Greves por melhores salários na Sumol+Compal e na Auchan

A reivindicação de aumentos salariais, com melhoria de direitos, foi o principal motivo para as greves que os sindicatos da CGTP-IN convocaram na Sumol+Compal, em Almeirim, e nos armazéns da Auchan.

O aumento do custo de vida exige a melhoria substancial dos salários

Os trabalhadores dos armazéns da Auchan, em Vialonga, Torres Novas e Valongo, decidiram parar no dia 14, perante «o brutal aumento do custo de vida, os baixos salários, a desvalorização das carreiras e as más condições de trabalho». Como o Sindicato dos Trabalhadores do Comércio, Escritórios e Serviços de Portugal (CESP) destacou, é «urgente uma resposta da empresa», à qual «demos tempo». Mas a resposta patronal «foi o silêncio».

Durante a manhã da greve, foi mantido um piquete junto ao armazém em Torres Novas.

Com esta luta, foi dada força às exigências aprovadas pelos trabalhadores e apresentadas à administração pelo sindicato da CGTP-IN, nomeadamente: aumento salarial de, pelo menos, 15 por cento, com um mínimo de 150 euros; um salário de entrada de mil euros, com retroactivos desde 1 de Janeiro de 2025; subsídio de refeição de 10 euros; valorização das carreiras profissionais, com progressões claras e justas; atribuição de fardamento em quantidade suficiente e adequada às funções; melhoria das condições de trabalho nos congelados, com cumprimento efectivo das regras de Segurança e Saúde no Trabalho.

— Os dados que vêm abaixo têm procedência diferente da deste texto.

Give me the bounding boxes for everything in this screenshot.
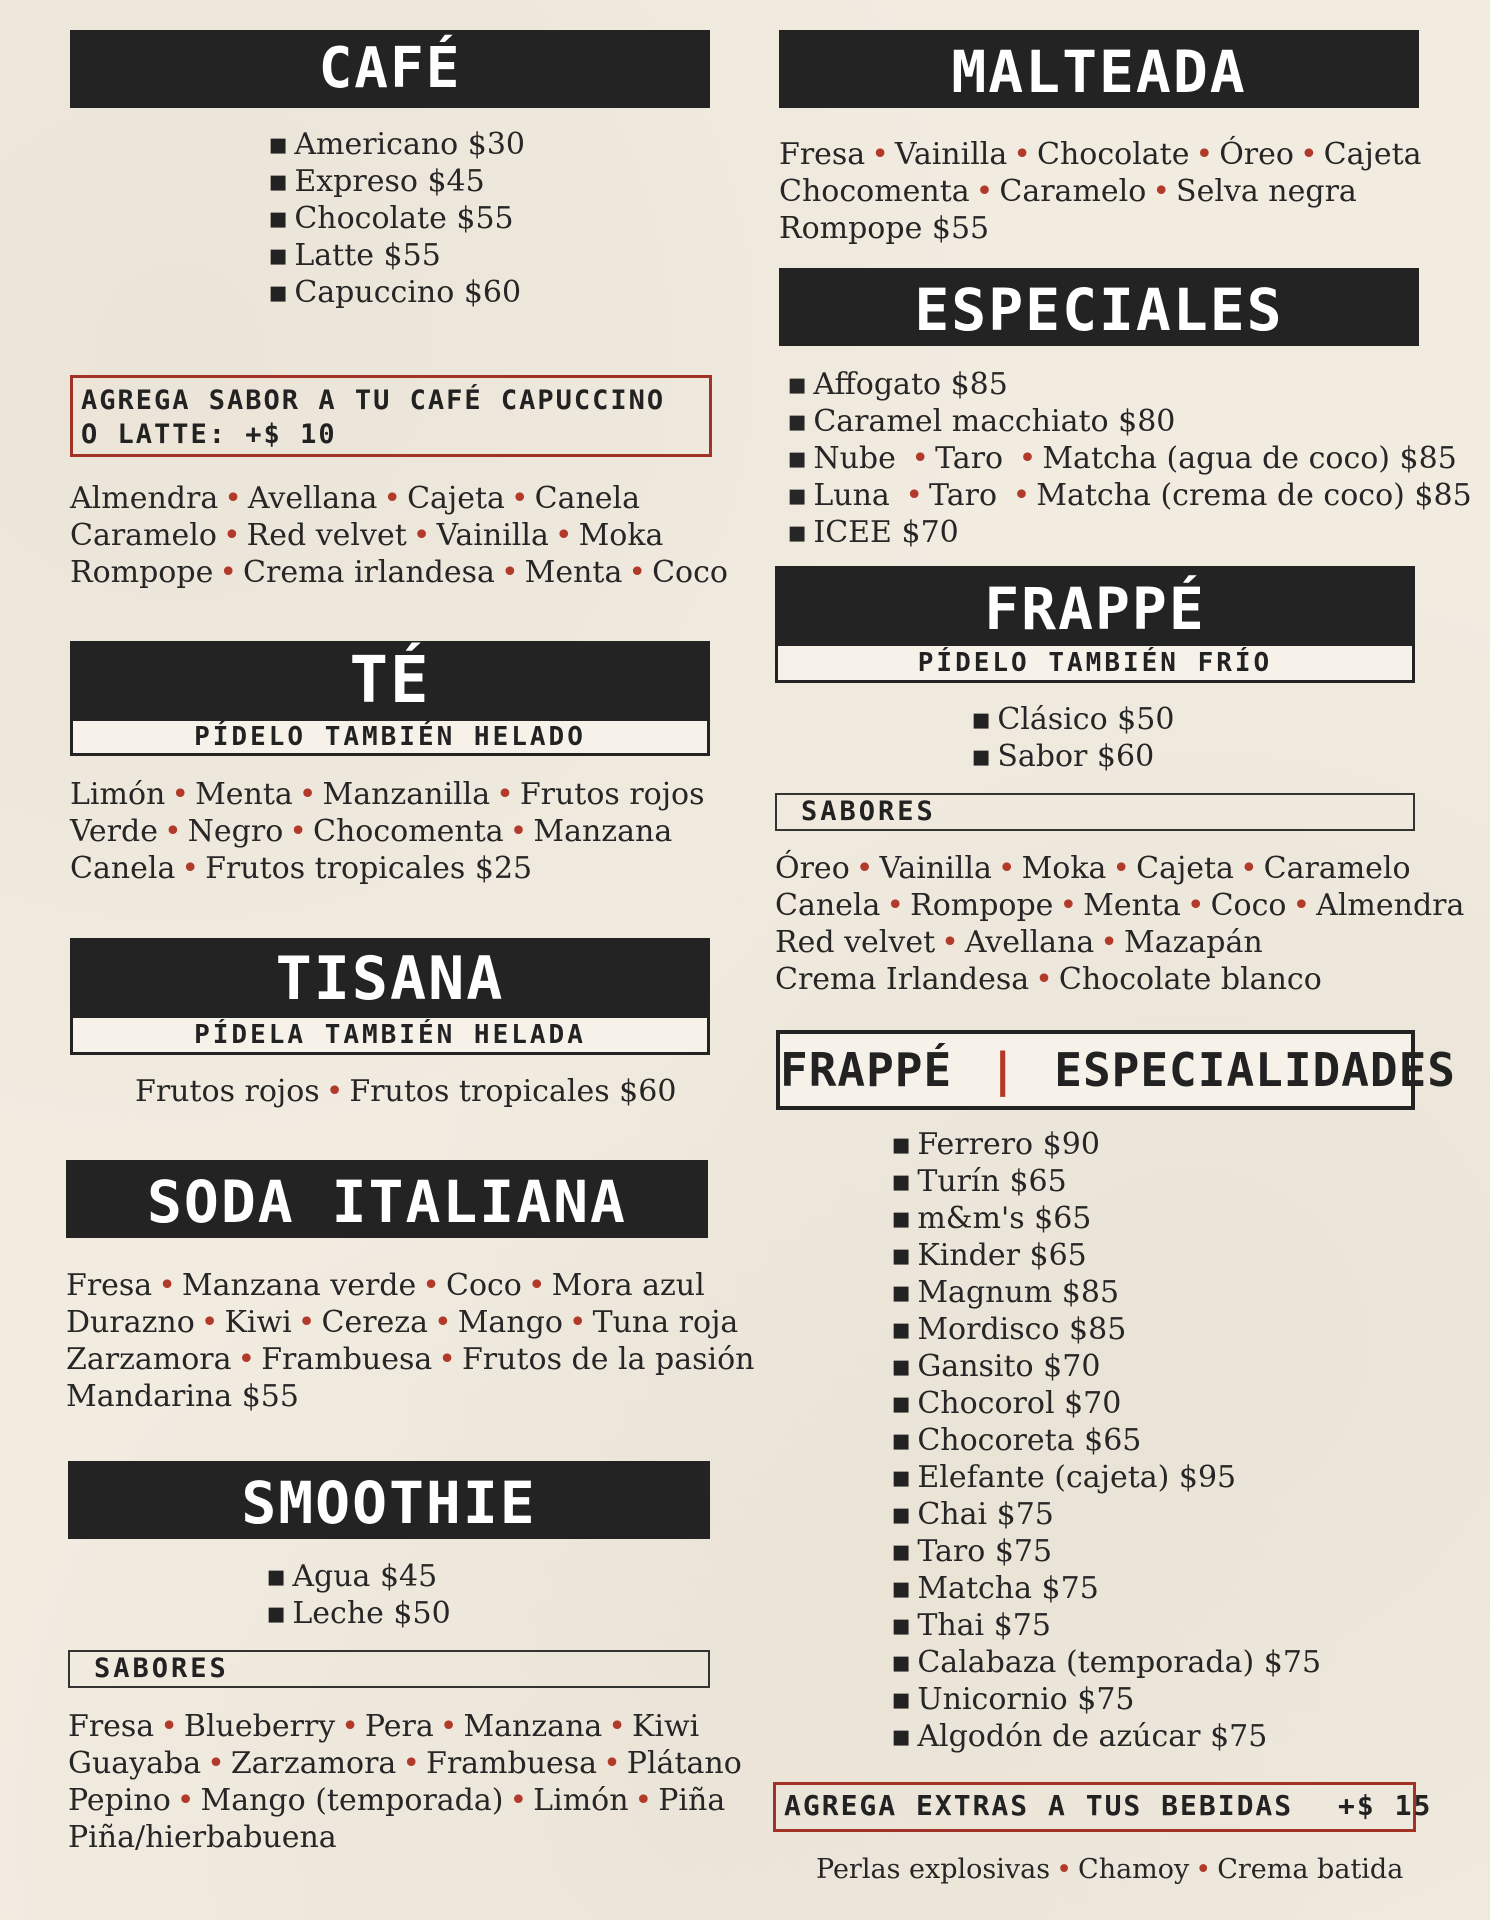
bullet-icon: ▪ xyxy=(787,478,808,513)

Para o Sindicato Nacional dos Trabalhadores da Indústria Alimentar (STIAC), a greve de dias 12 e 13 na Sumol+Compal merece um balanço positivo. Como relatou Marcos Rebocho, no primeiro dia, foi aprovada uma moção reivindicativa, entregue à administração, a quem ficou dado um prazo de 30 dias para responder.

O dirigente sindical, citado pela agência Lusa, referiu ainda que ficou decidido marcar nova greve, para 8 de Outubro, antecedida de um plenário, a 29 de Setembro, para discutir com todos os trabalhadores a realização da luta. Procurando retomar as negociações do contrato colectivo de trabalho, sem actualização desde 2009, será feita uma tentativa de reunir no Ministério do Trabalho com a associação patronal do sector.

Além desta negociação, que leva à estagnação das tabelas salariais, os trabalhadores da Sumol+Compal incluíram na moção reivindicativa o aumento dos salários e do subsídio de alimentação.